PDF(Pubmed)
Abstract:
C3-positive reactive astrocytes play a neurotoxic role in various neurodegenerative diseases. However, the mechanisms controlling C3-positive reactive astrocyte induction are largely unknown. We found that the length of the primary cilium, a cellular organelle that receives extracellular signals was increased in C3-positive reactive astrocytes, and the loss or shortening of primary cilium decreased the count of C3-positive reactive astrocytes. Pharmacological experiments suggested that Ca2+ signalling may synergistically promote C3 expression in reactive astrocytes.
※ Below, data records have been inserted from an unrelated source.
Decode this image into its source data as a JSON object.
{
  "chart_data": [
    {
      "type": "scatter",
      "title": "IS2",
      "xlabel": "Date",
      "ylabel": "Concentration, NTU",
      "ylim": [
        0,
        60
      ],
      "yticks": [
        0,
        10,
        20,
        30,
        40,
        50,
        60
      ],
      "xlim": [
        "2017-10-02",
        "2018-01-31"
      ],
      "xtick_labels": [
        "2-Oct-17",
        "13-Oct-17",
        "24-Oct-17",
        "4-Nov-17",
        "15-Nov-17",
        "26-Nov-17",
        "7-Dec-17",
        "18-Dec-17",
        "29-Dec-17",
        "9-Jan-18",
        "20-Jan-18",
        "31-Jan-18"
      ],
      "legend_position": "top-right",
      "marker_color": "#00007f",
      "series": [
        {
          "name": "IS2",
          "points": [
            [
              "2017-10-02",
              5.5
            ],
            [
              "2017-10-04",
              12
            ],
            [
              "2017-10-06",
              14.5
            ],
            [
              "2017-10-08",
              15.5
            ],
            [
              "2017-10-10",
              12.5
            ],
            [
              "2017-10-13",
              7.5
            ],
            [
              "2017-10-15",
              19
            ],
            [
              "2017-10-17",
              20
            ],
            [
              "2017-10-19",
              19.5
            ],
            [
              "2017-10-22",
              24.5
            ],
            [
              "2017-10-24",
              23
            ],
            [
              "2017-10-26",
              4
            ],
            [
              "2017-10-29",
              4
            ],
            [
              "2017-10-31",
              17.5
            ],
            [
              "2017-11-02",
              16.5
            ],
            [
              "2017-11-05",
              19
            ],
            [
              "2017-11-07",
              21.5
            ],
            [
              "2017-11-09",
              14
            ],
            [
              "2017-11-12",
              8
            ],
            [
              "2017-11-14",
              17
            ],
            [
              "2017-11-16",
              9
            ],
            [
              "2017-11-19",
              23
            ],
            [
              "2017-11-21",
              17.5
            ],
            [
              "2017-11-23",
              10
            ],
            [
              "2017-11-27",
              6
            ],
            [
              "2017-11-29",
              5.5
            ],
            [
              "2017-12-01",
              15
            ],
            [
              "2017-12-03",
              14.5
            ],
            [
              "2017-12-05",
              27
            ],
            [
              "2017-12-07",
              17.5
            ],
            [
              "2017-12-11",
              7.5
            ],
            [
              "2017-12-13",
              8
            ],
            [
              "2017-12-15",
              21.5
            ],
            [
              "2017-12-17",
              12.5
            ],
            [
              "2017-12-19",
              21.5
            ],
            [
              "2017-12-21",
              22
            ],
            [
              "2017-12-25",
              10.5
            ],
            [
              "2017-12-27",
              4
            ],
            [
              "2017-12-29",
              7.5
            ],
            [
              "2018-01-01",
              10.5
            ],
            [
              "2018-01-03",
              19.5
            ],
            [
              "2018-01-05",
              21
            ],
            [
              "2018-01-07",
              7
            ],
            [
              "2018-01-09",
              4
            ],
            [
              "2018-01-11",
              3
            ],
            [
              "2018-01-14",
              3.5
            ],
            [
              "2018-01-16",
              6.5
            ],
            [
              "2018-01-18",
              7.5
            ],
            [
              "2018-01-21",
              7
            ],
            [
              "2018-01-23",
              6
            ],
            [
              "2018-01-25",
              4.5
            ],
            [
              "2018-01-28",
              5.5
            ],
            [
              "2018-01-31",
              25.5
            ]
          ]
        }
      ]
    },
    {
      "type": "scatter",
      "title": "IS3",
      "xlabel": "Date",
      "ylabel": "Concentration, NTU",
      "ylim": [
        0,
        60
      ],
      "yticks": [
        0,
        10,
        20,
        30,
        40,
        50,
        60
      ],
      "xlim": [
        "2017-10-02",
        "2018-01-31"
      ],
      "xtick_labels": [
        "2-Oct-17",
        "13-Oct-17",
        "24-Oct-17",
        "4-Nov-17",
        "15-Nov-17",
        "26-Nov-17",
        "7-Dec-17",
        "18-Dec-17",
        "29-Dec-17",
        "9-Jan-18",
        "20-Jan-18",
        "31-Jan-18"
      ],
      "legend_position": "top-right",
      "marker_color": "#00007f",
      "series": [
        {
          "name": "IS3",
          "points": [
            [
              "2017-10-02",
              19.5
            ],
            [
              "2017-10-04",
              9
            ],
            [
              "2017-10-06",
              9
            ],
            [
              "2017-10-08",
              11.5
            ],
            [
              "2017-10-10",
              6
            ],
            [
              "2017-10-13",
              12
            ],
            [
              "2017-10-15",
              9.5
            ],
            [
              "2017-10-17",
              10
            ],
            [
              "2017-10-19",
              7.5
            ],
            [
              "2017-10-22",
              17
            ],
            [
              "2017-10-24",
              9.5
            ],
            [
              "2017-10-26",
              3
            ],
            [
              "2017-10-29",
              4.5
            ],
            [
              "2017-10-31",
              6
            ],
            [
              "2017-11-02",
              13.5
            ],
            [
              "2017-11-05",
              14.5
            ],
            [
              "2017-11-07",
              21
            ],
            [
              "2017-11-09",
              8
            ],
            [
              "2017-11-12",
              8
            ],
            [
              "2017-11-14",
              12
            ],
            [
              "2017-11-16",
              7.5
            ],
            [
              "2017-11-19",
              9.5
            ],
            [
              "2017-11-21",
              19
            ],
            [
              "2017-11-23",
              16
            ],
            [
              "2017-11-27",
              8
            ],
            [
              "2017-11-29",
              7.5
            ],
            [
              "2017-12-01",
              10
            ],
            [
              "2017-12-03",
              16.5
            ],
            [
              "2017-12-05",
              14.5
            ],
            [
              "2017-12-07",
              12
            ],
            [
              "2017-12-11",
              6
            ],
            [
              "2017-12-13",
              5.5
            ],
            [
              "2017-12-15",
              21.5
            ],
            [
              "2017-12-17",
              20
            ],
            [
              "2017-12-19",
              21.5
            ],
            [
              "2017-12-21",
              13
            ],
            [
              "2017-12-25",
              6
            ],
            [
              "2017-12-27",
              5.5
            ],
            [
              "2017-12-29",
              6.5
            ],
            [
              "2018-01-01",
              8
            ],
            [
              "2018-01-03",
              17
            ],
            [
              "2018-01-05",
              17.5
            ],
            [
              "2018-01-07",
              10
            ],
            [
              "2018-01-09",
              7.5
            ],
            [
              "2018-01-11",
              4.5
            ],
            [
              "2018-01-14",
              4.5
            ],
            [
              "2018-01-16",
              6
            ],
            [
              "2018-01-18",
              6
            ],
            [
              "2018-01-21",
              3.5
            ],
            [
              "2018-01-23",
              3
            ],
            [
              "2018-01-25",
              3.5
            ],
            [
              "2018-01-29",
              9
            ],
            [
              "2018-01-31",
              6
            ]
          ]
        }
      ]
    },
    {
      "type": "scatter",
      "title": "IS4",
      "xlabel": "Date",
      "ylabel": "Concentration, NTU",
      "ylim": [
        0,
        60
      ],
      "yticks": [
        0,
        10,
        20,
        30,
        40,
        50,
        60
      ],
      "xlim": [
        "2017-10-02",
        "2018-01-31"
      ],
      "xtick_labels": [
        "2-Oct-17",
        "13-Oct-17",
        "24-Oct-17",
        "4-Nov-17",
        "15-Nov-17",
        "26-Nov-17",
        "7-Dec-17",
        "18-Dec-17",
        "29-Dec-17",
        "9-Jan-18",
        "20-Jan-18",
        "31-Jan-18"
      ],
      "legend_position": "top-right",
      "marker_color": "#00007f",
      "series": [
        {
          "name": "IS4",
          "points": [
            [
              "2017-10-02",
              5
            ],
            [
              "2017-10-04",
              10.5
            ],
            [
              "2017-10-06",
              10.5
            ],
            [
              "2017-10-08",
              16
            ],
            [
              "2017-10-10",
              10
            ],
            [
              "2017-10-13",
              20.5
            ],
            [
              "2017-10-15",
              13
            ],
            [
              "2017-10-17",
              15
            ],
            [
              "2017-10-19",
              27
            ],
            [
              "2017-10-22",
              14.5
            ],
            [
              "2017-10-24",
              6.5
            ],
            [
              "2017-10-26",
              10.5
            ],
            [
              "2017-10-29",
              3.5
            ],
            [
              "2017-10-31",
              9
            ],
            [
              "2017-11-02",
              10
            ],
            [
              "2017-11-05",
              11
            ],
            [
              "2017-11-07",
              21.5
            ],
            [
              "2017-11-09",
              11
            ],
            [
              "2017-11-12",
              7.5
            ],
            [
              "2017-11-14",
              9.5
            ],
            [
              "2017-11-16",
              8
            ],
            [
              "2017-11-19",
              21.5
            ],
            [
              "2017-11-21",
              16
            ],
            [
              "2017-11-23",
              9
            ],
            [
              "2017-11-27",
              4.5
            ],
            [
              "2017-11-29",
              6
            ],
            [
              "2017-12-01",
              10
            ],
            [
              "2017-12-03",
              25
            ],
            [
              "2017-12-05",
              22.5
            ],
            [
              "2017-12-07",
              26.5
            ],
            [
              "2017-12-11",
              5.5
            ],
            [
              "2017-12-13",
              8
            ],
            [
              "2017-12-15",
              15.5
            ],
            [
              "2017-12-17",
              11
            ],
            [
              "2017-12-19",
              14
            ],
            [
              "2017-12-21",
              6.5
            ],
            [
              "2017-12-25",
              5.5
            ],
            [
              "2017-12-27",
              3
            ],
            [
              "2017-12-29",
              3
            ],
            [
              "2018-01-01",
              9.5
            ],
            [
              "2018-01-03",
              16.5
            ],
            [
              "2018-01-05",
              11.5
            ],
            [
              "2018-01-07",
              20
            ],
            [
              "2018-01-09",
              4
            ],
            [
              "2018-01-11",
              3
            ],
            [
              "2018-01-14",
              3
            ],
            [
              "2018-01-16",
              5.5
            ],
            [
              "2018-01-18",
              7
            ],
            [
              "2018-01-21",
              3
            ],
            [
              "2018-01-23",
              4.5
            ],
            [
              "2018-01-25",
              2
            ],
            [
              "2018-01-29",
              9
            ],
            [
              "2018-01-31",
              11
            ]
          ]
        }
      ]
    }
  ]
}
Conditional knockout (cKO) mice that specifically inhibit primary cilium formation in astrocytes upon drug stimulation exhibited a reduction in the proportions of C3-positive reactive astrocytes and apoptotic cells in the brain even after the injection of lipopolysaccharide (LPS). Additionally, the novel object recognition (NOR) score observed in the cKO mice was higher than that observed in the neuroinflammation model mice. These results suggest that the primary cilium in astrocytes positively regulates C3 expression. We propose that regulating astrocyte-specific primary cilium signalling may be a novel strategy for the suppression of neuroinflammation.
摘要:
C3阳性反应性星形胶质细胞在各种神经退行性疾病中起神经毒性作用。然而,控制C3阳性反应性星形胶质细胞诱导的机制尚不清楚.我们发现初级纤毛的长度,接受细胞外信号的细胞器在C3阳性反应性星形胶质细胞中增加,初级纤毛的丢失或缩短会降低C3阳性反应性星形胶质细胞的数量。药理学实验表明,Ca2信号传导可以协同促进反应性星形胶质细胞中C3的表达。即使在注射脂多糖(LPS)后,在药物刺激下特异性抑制星形胶质细胞中原代纤毛形成的条件性敲除(cKO)小鼠的脑中C3阳性反应性星形胶质细胞和凋亡细胞的比例也降低。此外,在cKO小鼠中观察到的新物体识别(NOR)评分高于神经炎症模型小鼠。这些结果表明,星形胶质细胞中的原代纤毛正调节C3表达。我们认为,调节星形胶质细胞特异性初级纤毛信号可能是抑制神经炎症的新策略。